SAN DIEGO -- Grítalos Javier. Grita, Chicharito, los dos goles al Norwich.
Llénate los pulmones de gol Hernández, que en dos partidos has dado dos victorias al Manchester United.
¡Grítalos Javier, grítalos! Para quienes han perdido la fe en ti. Para quienes mantiene la fe en ti. Para el único que no ha perdido la fe en ti mismo.
¡Grítalos Chicharito, grítalos! Para quienes dicen que no debes volver a la selección mexicana por tus obscenidades en cancha ante Panamá y Costa Rica. Y para quienes imploran tu regreso por estas metódicas proezas en la mejor Liga del Mundo.
¡Grítalos Hernández, grítalos! Para quien te tuvo una fe desmesurada y te entregó el balón para el manchón de las fatalidades. Y para quienes deploran, e imploran, que no vuelvas a plantarte ante la inminencia de gol que es el penalti.
¡Grítalos Javier, grítalos! Para quienes se plantan con fe absoluta en que los ungidos del gol en México, Raúl Jiménez y Oribe Peralta, son suficientes ante Nueva Zelanda. Y para quienes arguyen que sumar a un hombre que asesina en la estratósfera de Inglaterra, puede ser un aniquilador entre los rascacielos de Nueva Zelanda.

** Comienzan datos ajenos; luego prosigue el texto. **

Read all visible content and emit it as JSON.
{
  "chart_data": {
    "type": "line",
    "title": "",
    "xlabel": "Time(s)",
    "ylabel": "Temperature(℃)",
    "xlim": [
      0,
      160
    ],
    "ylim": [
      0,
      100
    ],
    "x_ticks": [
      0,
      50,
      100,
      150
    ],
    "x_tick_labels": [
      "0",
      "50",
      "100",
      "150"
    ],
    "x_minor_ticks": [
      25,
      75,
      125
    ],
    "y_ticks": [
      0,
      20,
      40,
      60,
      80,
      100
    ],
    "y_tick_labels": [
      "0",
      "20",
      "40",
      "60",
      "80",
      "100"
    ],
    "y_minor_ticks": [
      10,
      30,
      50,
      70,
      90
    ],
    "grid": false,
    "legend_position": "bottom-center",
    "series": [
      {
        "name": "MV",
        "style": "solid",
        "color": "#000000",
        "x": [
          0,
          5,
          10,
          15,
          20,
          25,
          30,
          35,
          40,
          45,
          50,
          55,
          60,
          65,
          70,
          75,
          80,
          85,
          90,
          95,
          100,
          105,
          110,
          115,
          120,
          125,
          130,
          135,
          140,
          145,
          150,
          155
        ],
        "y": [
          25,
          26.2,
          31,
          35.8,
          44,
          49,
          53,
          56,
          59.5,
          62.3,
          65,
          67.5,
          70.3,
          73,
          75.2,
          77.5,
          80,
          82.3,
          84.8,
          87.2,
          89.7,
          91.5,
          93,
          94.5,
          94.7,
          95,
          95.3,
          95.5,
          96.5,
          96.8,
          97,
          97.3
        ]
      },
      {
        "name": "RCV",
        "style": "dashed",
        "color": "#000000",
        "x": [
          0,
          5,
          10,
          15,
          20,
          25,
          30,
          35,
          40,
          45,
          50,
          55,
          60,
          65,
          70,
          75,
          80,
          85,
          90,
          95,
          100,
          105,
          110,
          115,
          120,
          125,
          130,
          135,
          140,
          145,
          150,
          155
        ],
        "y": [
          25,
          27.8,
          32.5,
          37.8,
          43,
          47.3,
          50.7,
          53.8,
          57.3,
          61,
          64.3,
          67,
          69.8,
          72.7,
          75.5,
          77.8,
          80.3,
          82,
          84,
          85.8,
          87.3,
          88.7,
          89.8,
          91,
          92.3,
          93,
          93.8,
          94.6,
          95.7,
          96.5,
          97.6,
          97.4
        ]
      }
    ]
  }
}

¡Grítalos Javier, grítalos! Para que Miguel Herrera deje de verte con mirada entrecerrada de incertidumbre y desconfianza. Y para que argumentes que ustedes los europeos son culpables, pero no tan culpables como para cargar solos el holocausto, y ser el agua sin contaminar con que se lavan las pútridas manos los federativos mexicanos.
¡Grítalos Javier, grítalos! Para escaparte del sarcófago en el que tú mismo te metiste, y del que tú clavaste la última de las estacas del suicidio público, abanicando balones, errando penales, exorcizando la gloria del gol con el Tri. Y para que en el mismo acto te redimas, te inmoles nuevamente, y resucites en estos tiempos de urgencia donde pululan rencorosas almas en pena.
¡Grítalos Javier, grítalos! Porque en tiempos de crisis abundan los que se rinden, pero faltan los que se rebelan a las traiciones y emboscadas de su propio destino. Y porque el futbol mexicano es un camposanto sobrepoblado de cadáveres de tantos que nunca se dieron a sí mismos la segunda oportunidad, antes de reclamarla a otros y de otros.
¡Grítalos Javier, grítalos! Para que tus propios miedos alejen las arpías de los miedos ajenos. Y para los que nunca han titubeado por tu futuro, a pesar de tu titubeante pasado inmediato con la selección mexicana.
¡Grítalos Javier, grítalos! A Moyes, a Ferguson, a Rooney, a Van Persie, porque en ellos has encontrado la solidaridad de soldados de una misma guerra. Y para que quienes viven en la verde trinchera del abandono, comprendan que las crisis son revanchas constantes y no sentencias de muerte eterna.
¡Grítalos Javier, grítalos! Para que alegren tus noches de ermitaño en las que te han enclaustrado tus despatarrados yerros con el Tri, irónicamente en universos de inferioridad futbolística como los páramos conkakafkianos. Y para que el edicto se mantenga intacto: el goleador permanece intacto, en igualdad de condiciones, en la igualdad de las lealtades.
Grítalos Javier, grítalos.
Pero especialmente para que el misterio prevalezca: debajo de un mismo número, ese 14 que canonizó inmortalmente Johan Cruyff, habita una fantasía de gol cuando se viste de rojo histórico, y habita un fantasma, a veces sin gol, cuando se viste de ese verde con tan endeble historia.